Gesundheitssektor profitiert
Das Argument der unterschiedlichen Mentalitäten wurde aus dem Publikum infrage gestellt. «Wir sind nicht so unterschiedlich, wie Sie sagen», entgegnete der Aescher Armin Hauser dem Votum von Marco Born. Hauser warf den Oberbaselbietern, die in Basel arbeiten, vor, den Batzen und das Weggli zu nehmen, in dem sie zu Hause auf dem Land die Ruhe geniessen und in der Stadt ihr Geld verdienen. Eine Zuhörerin fragte nach Visionen, wie etwa die explodierenden Gesundheitskosten in den Griff zu kriegen sind. Eine konkrete Antwort wusste niemand.

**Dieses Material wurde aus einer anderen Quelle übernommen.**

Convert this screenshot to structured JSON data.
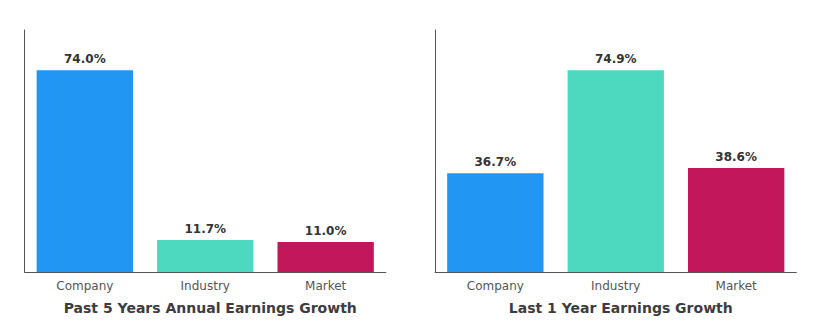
{
  "chart_data": [
    {
      "type": "bar",
      "title": "Past 5 Years Annual Earnings Growth",
      "categories": [
        "Company",
        "Industry",
        "Market"
      ],
      "values": [
        74.0,
        11.7,
        11.0
      ],
      "value_labels": [
        "74.0%",
        "11.7%",
        "11.0%"
      ],
      "colors": [
        "#2196f3",
        "#4dd9c0",
        "#c2185b"
      ],
      "data_labels": true,
      "ylim": [
        0,
        88.8
      ],
      "tick_labels": "x",
      "grid": false
    },
    {
      "type": "bar",
      "title": "Last 1 Year Earnings Growth",
      "categories": [
        "Company",
        "Industry",
        "Market"
      ],
      "values": [
        36.7,
        74.9,
        38.6
      ],
      "value_labels": [
        "36.7%",
        "74.9%",
        "38.6%"
      ],
      "colors": [
        "#2196f3",
        "#4dd9c0",
        "#c2185b"
      ],
      "data_labels": true,
      "ylim": [
        0,
        89.88
      ],
      "tick_labels": "x",
      "grid": false
    }
  ]
}
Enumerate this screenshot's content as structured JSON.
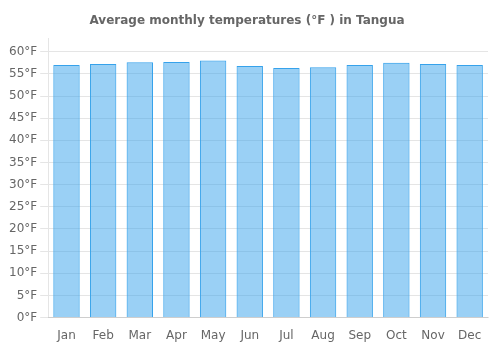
{
  "chart_data": {
    "type": "bar",
    "title": "Average monthly temperatures (°F ) in Tangua",
    "categories": [
      "Jan",
      "Feb",
      "Mar",
      "Apr",
      "May",
      "Jun",
      "Jul",
      "Aug",
      "Sep",
      "Oct",
      "Nov",
      "Dec"
    ],
    "values": [
      57.0,
      57.2,
      57.6,
      57.7,
      58.0,
      56.8,
      56.3,
      56.5,
      57.0,
      57.5,
      57.2,
      57.0
    ],
    "ylim": [
      0,
      63
    ],
    "yticks": [
      {
        "value": 0,
        "label": "0°F"
      },
      {
        "value": 5,
        "label": "5°F"
      },
      {
        "value": 10,
        "label": "10°F"
      },
      {
        "value": 15,
        "label": "15°F"
      },
      {
        "value": 20,
        "label": "20°F"
      },
      {
        "value": 25,
        "label": "25°F"
      },
      {
        "value": 30,
        "label": "30°F"
      },
      {
        "value": 35,
        "label": "35°F"
      },
      {
        "value": 40,
        "label": "40°F"
      },
      {
        "value": 45,
        "label": "45°F"
      },
      {
        "value": 50,
        "label": "50°F"
      },
      {
        "value": 55,
        "label": "55°F"
      },
      {
        "value": 60,
        "label": "60°F"
      }
    ],
    "grid": true
  }
}
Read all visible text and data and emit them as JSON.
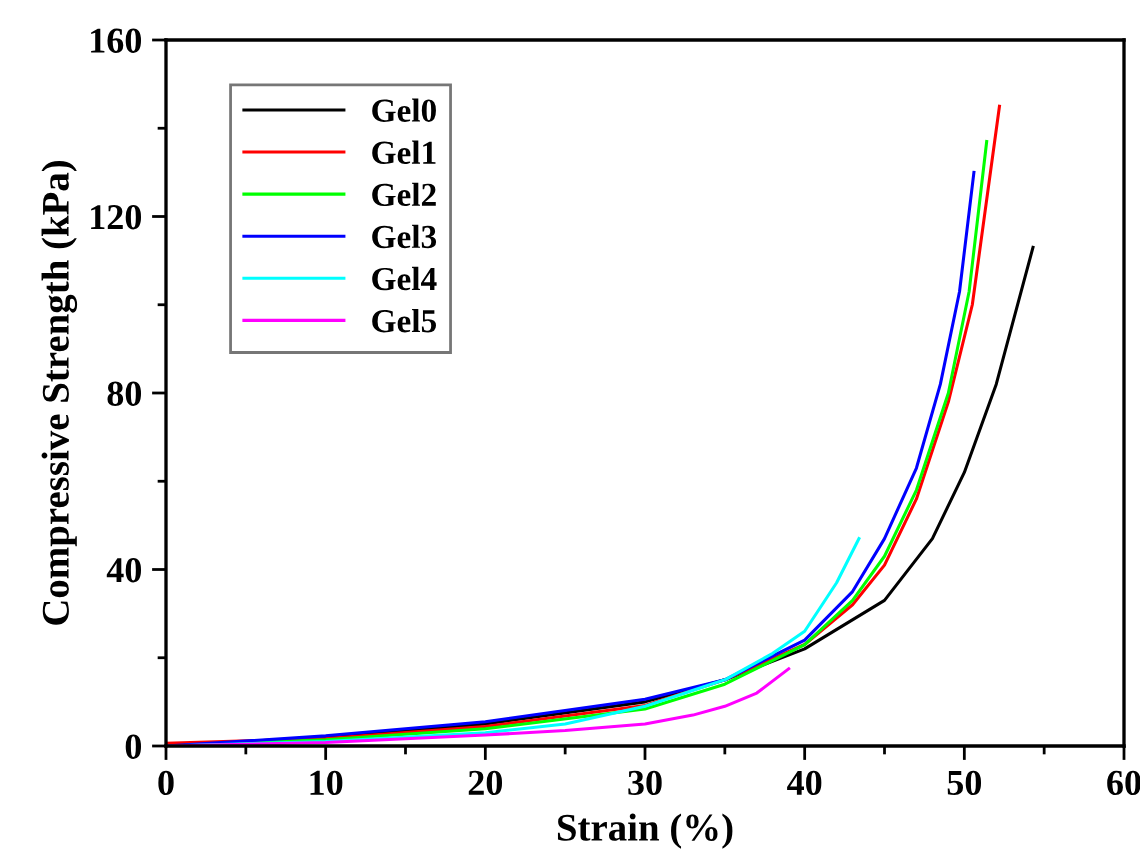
{
  "chart_data": {
    "type": "line",
    "xlabel": "Strain (%)",
    "ylabel": "Compressive Strength (kPa)",
    "xlim": [
      0,
      60
    ],
    "ylim": [
      0,
      160
    ],
    "xticks": [
      0,
      {
        "value": 5,
        "label": null
      },
      10,
      {
        "value": 15,
        "label": null
      },
      20,
      {
        "value": 25,
        "label": null
      },
      30,
      {
        "value": 35,
        "label": null
      },
      40,
      {
        "value": 45,
        "label": null
      },
      50,
      {
        "value": 55,
        "label": null
      },
      60
    ],
    "yticks": [
      0,
      {
        "value": 20,
        "label": null
      },
      40,
      {
        "value": 60,
        "label": null
      },
      80,
      {
        "value": 100,
        "label": null
      },
      120,
      {
        "value": 140,
        "label": null
      },
      160
    ],
    "grid": false,
    "legend": "top left",
    "marker": "none",
    "line_style": "solid",
    "series": [
      {
        "name": "Gel0",
        "color": "#000000",
        "x": [
          0,
          10,
          20,
          30,
          35,
          40,
          45,
          48,
          50,
          52,
          54.3
        ],
        "values": [
          0,
          2,
          5,
          10,
          15,
          22,
          33,
          47,
          62,
          82,
          113
        ]
      },
      {
        "name": "Gel1",
        "color": "#ff0000",
        "x": [
          0,
          10,
          20,
          30,
          35,
          40,
          43,
          45,
          47,
          49,
          50.5,
          52.2
        ],
        "values": [
          0.6,
          1.7,
          4.4,
          9.2,
          15,
          23,
          32,
          41,
          56,
          78,
          100,
          145
        ]
      },
      {
        "name": "Gel2",
        "color": "#00ff00",
        "x": [
          0,
          10,
          20,
          30,
          35,
          40,
          43,
          45,
          47,
          49,
          50.3,
          51.4
        ],
        "values": [
          0,
          1.4,
          3.9,
          8.4,
          14,
          23,
          33,
          43,
          58,
          80,
          103,
          137
        ]
      },
      {
        "name": "Gel3",
        "color": "#0000ff",
        "x": [
          0,
          10,
          20,
          30,
          35,
          40,
          43,
          45,
          47,
          48.5,
          49.7,
          50.6
        ],
        "values": [
          0,
          2.3,
          5.5,
          10.6,
          15,
          24,
          35,
          47,
          63,
          82,
          103,
          130
        ]
      },
      {
        "name": "Gel4",
        "color": "#00ffff",
        "x": [
          0,
          10,
          20,
          25,
          30,
          35,
          38,
          40,
          42,
          43.4
        ],
        "values": [
          0,
          1,
          3,
          5,
          9,
          15,
          21,
          26,
          37,
          47
        ]
      },
      {
        "name": "Gel5",
        "color": "#ff00ff",
        "x": [
          0,
          10,
          20,
          25,
          30,
          33,
          35,
          37,
          39
        ],
        "values": [
          0,
          0.8,
          2.5,
          3.5,
          5,
          7,
          9,
          12,
          17.5
        ]
      }
    ]
  }
}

Elisabeth Schneider-Schneiter zitierte – wie so oft an diesem Abend – aus einer Studie, die am gleichen Morgen erschien. «Der Gesundheitssektor ist sicher jener Bereich, der von einer Fusion am meisten profitieren würde.» Immer wieder hob die CVP-Nationalrätin, die sehr selbstbewusst und eloquent auftrat, hervor, wie wichtig es sei, sich nach innen in der Region zu vernetzen, um nach aussen stark aufzutreten.